Now, scientists at the Tata Institute of Fundamental Research (TIFR), Mumbai, have designed and developed a material that uses fibrous nanosilica (KCC-1) – that can absorb and capture carbon dioxide gas released by industries more efficiently than materials available at present. Carbon dioxide comprises about 12% to 15% of all gases emitted by the industries.
“Climate change owing to excessive CO2 levels is one of the most serious problems mankind has ever faced.
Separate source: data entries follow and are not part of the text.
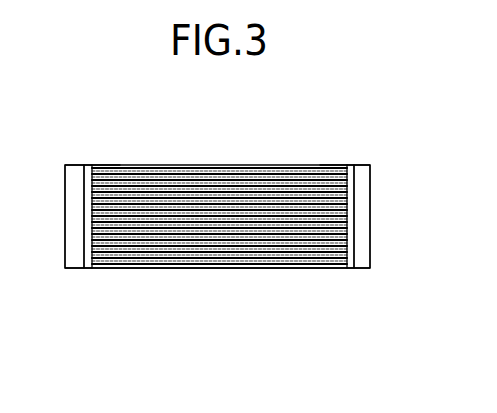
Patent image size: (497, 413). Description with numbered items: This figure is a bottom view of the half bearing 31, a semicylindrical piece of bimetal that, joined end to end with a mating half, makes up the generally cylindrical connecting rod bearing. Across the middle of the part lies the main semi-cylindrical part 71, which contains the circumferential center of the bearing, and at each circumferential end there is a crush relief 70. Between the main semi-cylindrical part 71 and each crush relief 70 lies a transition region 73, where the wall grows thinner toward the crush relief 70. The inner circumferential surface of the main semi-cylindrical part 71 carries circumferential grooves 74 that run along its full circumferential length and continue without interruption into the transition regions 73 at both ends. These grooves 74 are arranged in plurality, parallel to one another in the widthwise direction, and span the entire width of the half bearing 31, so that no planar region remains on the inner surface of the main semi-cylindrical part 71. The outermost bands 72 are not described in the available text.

The half bearing 31 is at (338, 138).
The crush relief 70 is at (89, 268).
The main semi-cylindrical part 71 is at (187, 298).
The header tank 72 is at (73, 268).
The transition region 73 is at (105, 165).
The circumferential groove 74 is at (237, 240).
This has resulted in abrupt weather patterns such as flood and drought, which are extremely disruptive and detrimental to life, as we have been witnessing in India in the recent years,” said Vivek Polshettiwar, department of chemical sciences and lead scientist, TIFR.
“Some developed countries have started taxing carbon to industries, but that’s not the case so far with India. Therefore, CO2 capture is one of the best solutions to mitigate the rising levels of CO2,” added Polshettiwar.
Their work was recently published in the Journal of Material Chemistry A of the Royal Society of Chemistry.
At present, materials using mesoporous silica supports ((SBA-15 or MCM-41) can absorb carbon dioxide. But their textural properties – surface area and pore volume – serve as a disadvantage thereby reducing their capacity to capture carbon dioxide. According to the two-member that includes Baljeet Singh, researchers, the ‘functionalised’ nanosilica has the ability to take on other conventional materials with minimal decrease in surface area.
Under various conditions, when carbon dioxide passed through the filter made of nanosilica (KCC-1) – similar to a water filter that removes impurities – the material was found to be superior to MCM-41 in terms of textural stability, CO2 capture capacity, rate of adsorption and thermal stability.
While (KCC-1) captured 17.0% carbon dioxide in 5.3 minutes, MCM-41 captured 14.9% of the pollutant in 12.6 minutes – both at a temperature of 75 degree Celsius.
In addition, recyclability of the newly developed material showed no reduction in CO2 capture capacity even after 21 cycles, whereas MCM-41 based sorbent capture capacity substantially decreased to 11%.
“Our fibrous nanosilica should be a good candidate for use as a support to design efficient CO2 sorbents that would allow better capture capacity, kinetics and recyclability”, said Singh. “A unique feature of KCC-1 is its high surface area which originates from its fibrous morphology unlike in other well studied materials that have mesoporous channels.”